Three habits define defensible foundational work.

  1. Write the estimand before fitting the model. The estimand belongs in the analysis plan, not in the results section. The analysis plan is the contract; the model is the procedure that satisfies it.
  2. Match the estimand to the design. If the data come from a cohort, do not write an estimand that only an RCT can identify. The mismatch is the biostatistician’s responsibility to surface.
  3. Disclose the gap between sampled and target populations. Every report should contain a one-paragraph statement about who the estimates apply to and why.

1.11 Exercises

  1. For a research question of your choice (a study you are working on, or a recent paper in your field), write the estimand using all six ICH E9 R1 attributes. Identify the intercurrent-event strategies for at least two intercurrent events.

  2. Take a paper from a recent issue of NEJM or Lancet. Identify the estimand the paper claims to have estimated. Identify the actual analysis. Are they the same? Where do they diverge?

  3. For a published cohort study in your area, list the confounders the authors adjusted for. Now list the confounders they should have adjusted for given biological plausibility. What is the gap, and what is the likely direction of bias?

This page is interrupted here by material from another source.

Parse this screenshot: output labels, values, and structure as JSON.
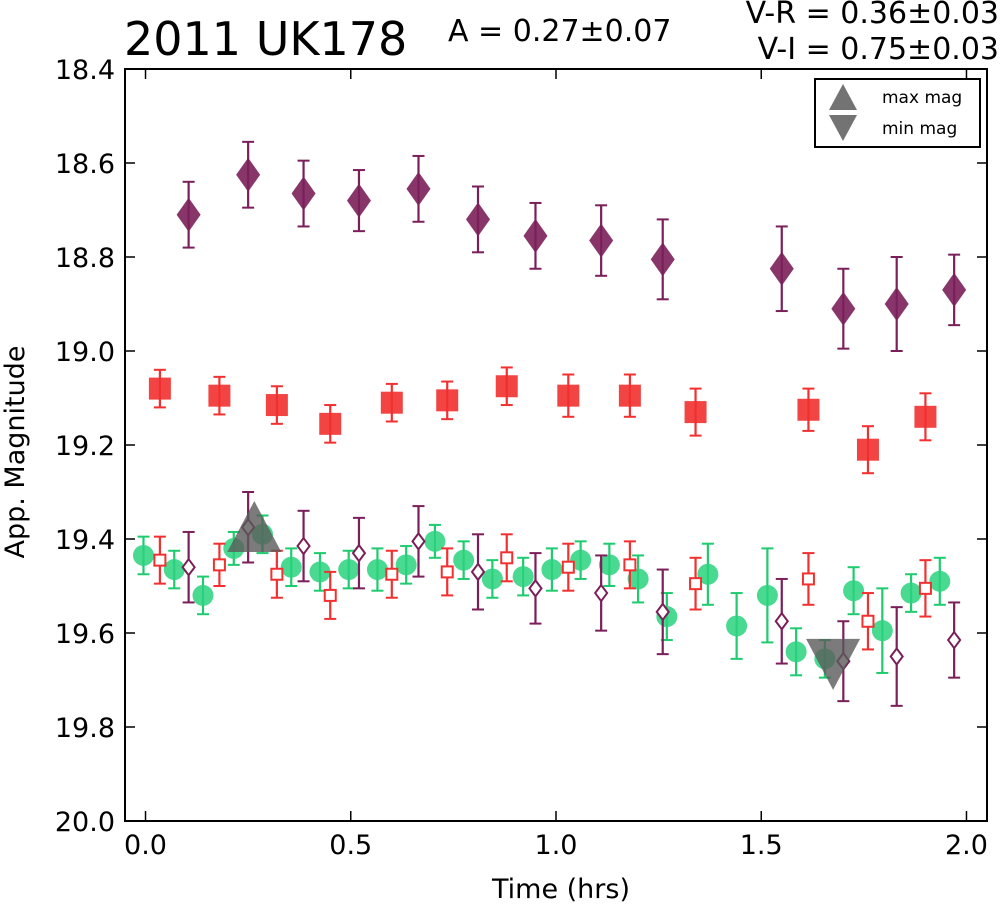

  4. Draft the descriptive-vs-associational-vs-causal classification for ten research questions from your field. Where the classification is ambiguous, write one sentence specifying what would resolve the ambiguity.

  5. For one estimand from problem 1, identify three different estimators that could compute it. List the assumptions each requires and the typical efficiency ranking.

1.12 Further reading

  • International Council for Harmonisation (2019), ICH E9(R1) Addendum on Estimands and Sensitivity Analysis in Clinical Trials. The regulatory document that anchors the estimand framework.
  • Hernán & Robins (2020), Causal Inference: What If. The open-access textbook that develops the estimand-and- identifiability discipline for observational data.
  • Lash et al. (2021), Modern Epidemiology (4th edition). The reference textbook for the epidemiologic study- design taxonomy.
  • Hernán (2018), ‘The C-word: Scientific euphemisms do not improve causal inference from observational data’. The argument for naming causal questions as causal.